Better Way to Reform Health Care, A

Innovation and Economic Growth

Article Snapshot

Author(s)

Daniel Kessler

Source

Wall Street Journal, February 24, 2010.

Summary

This oped proposes ways to improve health care by reducing costs.

Policy Relevance

The current health care reform plan should be scrapped and replaced by reforms that would help health care markets work better.

Main Points

  • The health care plan proposed by the Obama administration relies too much on regulation and mandates, and will make the fundamental problem of rising health care costs worse.

  • Five out of every six dollars of health care spending is paid for by someone other than the patient. Patients seek care without worrying about the reality of costs. This means runaway spending growth.

  • To slow spending growth, individuals should pay for more of their health care themselves. Insurance companies and health care providers should compete more vigorously.

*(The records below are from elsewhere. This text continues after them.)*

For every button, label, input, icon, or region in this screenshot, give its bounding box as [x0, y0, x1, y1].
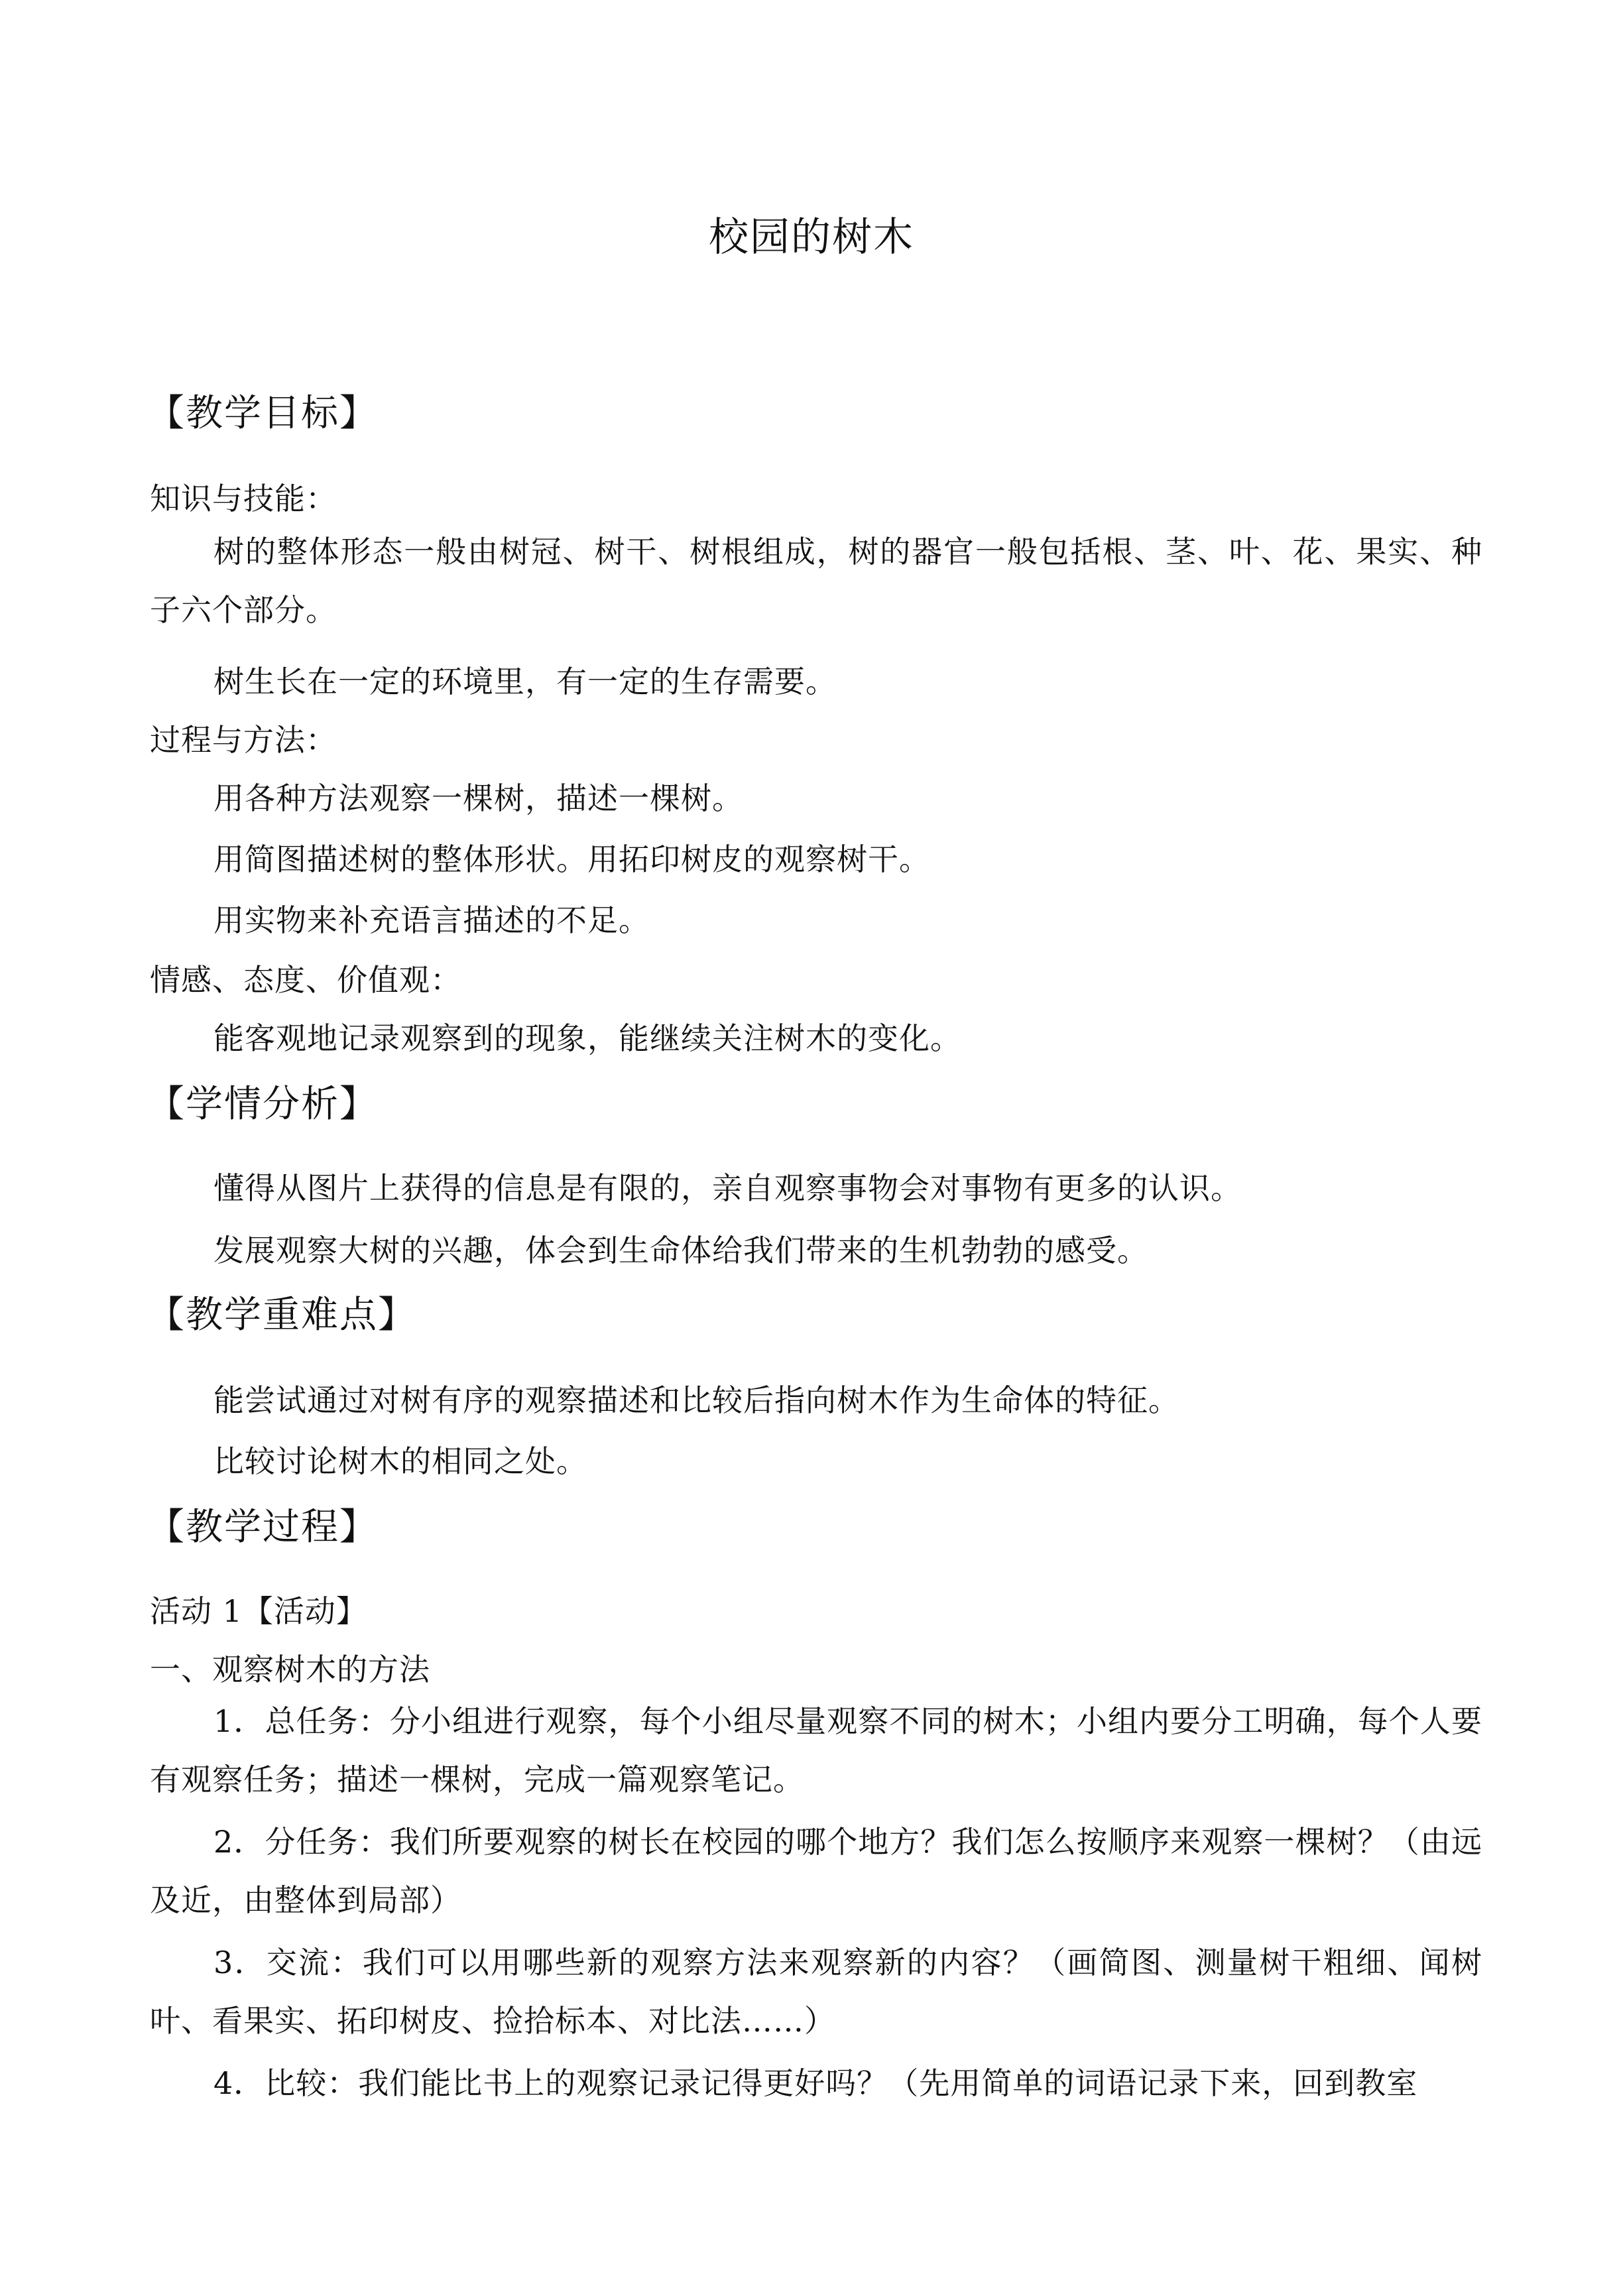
label-activity-1: 活动 1【活动】 [150, 1593, 367, 1629]
paragraph-sketch-rubbing: 用简图描述树的整体形状。用拓印树皮的观察树干。 [213, 841, 930, 877]
list-item-exchange: 3．交流：我们可以用哪些新的观察方法来观察新的内容？（画简图、测量树干粗细、闻树叶、看果实、拓印树皮、捡拾标本、对比法……） [150, 1945, 1482, 2039]
label-emotion-values: 情感、态度、价值观： [150, 962, 461, 998]
section-heading-key-points: 【教学重难点】 [147, 1294, 416, 1337]
paragraph-tree-environment: 树生长在一定的环境里，有一定的生存需要。 [213, 664, 837, 699]
list-item-compare: 4．比较：我们能比书上的观察记录记得更好吗？（先用简单的词语记录下来，回到教室 [213, 2065, 1418, 2101]
paragraph-tree-structure: 树的整体形态一般由树冠、树干、树根组成，树的器官一般包括根、茎、叶、花、果实、种子六个部分。 [150, 534, 1482, 628]
list-item-sub-task: 2．分任务：我们所要观察的树长在校园的哪个地方？我们怎么按顺序来观察一棵树？（由远及近，由整体到局部） [150, 1824, 1482, 1918]
section-heading-objectives: 【教学目标】 [147, 392, 378, 435]
section-heading-analysis: 【学情分析】 [147, 1083, 378, 1126]
paragraph-observe-methods: 用各种方法观察一棵树，描述一棵树。 [213, 780, 743, 816]
label-knowledge-skills: 知识与技能： [150, 481, 337, 516]
subheading-observation-methods: 一、观察树木的方法 [150, 1652, 430, 1687]
paragraph-real-objects: 用实物来补充语言描述的不足。 [213, 902, 650, 938]
paragraph-key-point-1: 能尝试通过对树有序的观察描述和比较后指向树木作为生命体的特征。 [213, 1382, 1179, 1418]
list-item-total-task: 1．总任务：分小组进行观察，每个小组尽量观察不同的树木；小组内要分工明确，每个人要有观察任务；描述一棵树，完成一篇观察笔记。 [150, 1703, 1482, 1797]
paragraph-analysis-1: 懂得从图片上获得的信息是有限的，亲自观察事物会对事物有更多的认识。 [213, 1170, 1242, 1206]
section-heading-process: 【教学过程】 [147, 1506, 378, 1549]
paragraph-record-changes: 能客观地记录观察到的现象，能继续关注树木的变化。 [213, 1020, 961, 1056]
paragraph-key-point-2: 比较讨论树木的相同之处。 [213, 1443, 587, 1479]
document-title: 校园的树木 [709, 214, 914, 261]
label-process-methods: 过程与方法： [150, 722, 337, 758]
paragraph-analysis-2: 发展观察大树的兴趣，体会到生命体给我们带来的生机勃勃的感受。 [213, 1233, 1148, 1268]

  • The tax code makes employer-sponsored health insurance deductible, but individual out-of-pocket insurance is not. For most families, buying health care through their employer is 30%-40% cheaper than buying directly.
    • Making all out-of-pocket insurance expenses deductible would fix this bias. 
    • Health Savings Accounts and other programs to encourage people to pay for health care out-of-pocket should be expanded.

  • Counting employer-sponsored insurance as taxable income would have been helpful.

  • People should be allowed to buy health insurance offered in states other than those where they live. This is currently against state rules.

  • Caps for malpractice damages for pain and suffering would reduce the practice of wasteful “defensive medicine.”

  • These reforms would reduce federal revenues only $3 billion per year, as insurance premiums will fall due to heightened competition, and worker’s taxable wages will rise.

  • Access to health care and insurance will improve as costs are reduced.